Las barreras que establecían las diferencias de rango dentro de la misma, no eran rígidas y se disimulaban bajo el manto do las costumbres patriarcales; por alto que estuviera colocado un hombre de la "clase principal", conocía a todos sus congéneres, sus apellidos les eran habi­tuales si no sus fisonomías, sus vinculaciones de familia y se estaba atento a los acontecimientos familiares, a sus celebraciones y especialmente a sus duelos. No se ignoraban recíprocamente y el perteneciente a los grados más inferiores de "gente decente", sentía que era parte de ese "todo Buenos Aires", atribuyendo las diferencias de rango exclusivamente a la situación de fortuna. Además, el lí­mite de clase establecido por la rígida separación con la "gente inferior", la "plebe", le daban la sensación del sta­tus común con sus congéneres altos de la "clase principal" que ejercían una especie de protección patriarcal auxi­liando en los apuros poniendo el hombro y la "recomenda­ción" a su servicio. Había una etiqueta de las "visitas" re­cibidas y "pagadas" rigurosamente, entre los niveles no muy diferenciados y aun las relaciones más pobres, si no tenían acceso a los "recibos", cuando el hábito se gene­ralizó, tenían entrada a las grandes casas, a las horas que no eran de cumplido, acercándose a la vida íntima de la familia. Solían ser comensales frecuentes en la mesa tra­dicional y el hábito del mate en "las visitas" de media tar­de era compartido por todos en las ruedas íntimas en que la boca de la bombilla marcaba una igualitaria considera­ción.

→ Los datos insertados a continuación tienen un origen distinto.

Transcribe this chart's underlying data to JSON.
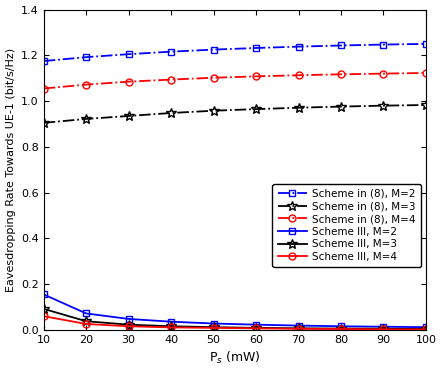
{
  "x": [
    10,
    20,
    30,
    40,
    50,
    60,
    70,
    80,
    90,
    100
  ],
  "scheme8_M2": [
    1.175,
    1.192,
    1.205,
    1.216,
    1.225,
    1.232,
    1.238,
    1.243,
    1.247,
    1.25
  ],
  "scheme8_M3": [
    0.905,
    0.922,
    0.935,
    0.948,
    0.958,
    0.965,
    0.971,
    0.976,
    0.98,
    0.983
  ],
  "scheme8_M4": [
    1.055,
    1.072,
    1.085,
    1.094,
    1.102,
    1.108,
    1.113,
    1.117,
    1.12,
    1.123
  ],
  "scheme3_M2": [
    0.155,
    0.072,
    0.048,
    0.036,
    0.028,
    0.023,
    0.019,
    0.016,
    0.014,
    0.012
  ],
  "scheme3_M3": [
    0.092,
    0.038,
    0.023,
    0.016,
    0.012,
    0.009,
    0.007,
    0.006,
    0.005,
    0.004
  ],
  "scheme3_M4": [
    0.06,
    0.026,
    0.016,
    0.011,
    0.009,
    0.007,
    0.005,
    0.004,
    0.003,
    0.002
  ],
  "color_blue": "#0000FF",
  "color_black": "#000000",
  "color_red": "#FF0000",
  "xlabel": "P$_{s}$ (mW)",
  "ylabel": "Eavesdropping Rate Towards UE-1 (bit/s/Hz)",
  "ylim": [
    0,
    1.4
  ],
  "xlim": [
    10,
    100
  ],
  "xticks": [
    10,
    20,
    30,
    40,
    50,
    60,
    70,
    80,
    90,
    100
  ],
  "yticks": [
    0,
    0.2,
    0.4,
    0.6,
    0.8,
    1.0,
    1.2,
    1.4
  ],
  "legend_labels_dashdot": [
    "Scheme in (8), M=2",
    "Scheme in (8), M=3",
    "Scheme in (8), M=4"
  ],
  "legend_labels_solid": [
    "Scheme III, M=2",
    "Scheme III, M=3",
    "Scheme III, M=4"
  ]
}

Se compensaba el desnivel con la intimidad.

Pero la alta clase se fue distanciando con un lujo y un boato inabordable para los que no estaban en situación y a medida que los "viejos" iban muriendo, se interrumpían las relaciones: el "todo Buenos Aires" se achicaba para reducirse a un núcleo más selecto, memos numeroso y más exigente, incompatibles para la gente de situación modes­ta y aun para las medias fortunas, cuanto más para los pobres vergonzantes que vivían “tirándole la cola al gato”.

Al mismo tiempo la ciudad crecía e interfería con nuevas promociones de origen inmigratorio en la solución de continuidad creada en los dos niveles de la "gente sana", y los más bajos de ésta se confundían con los que venían del ascenso y de los que se encontraban cerca económica­mente.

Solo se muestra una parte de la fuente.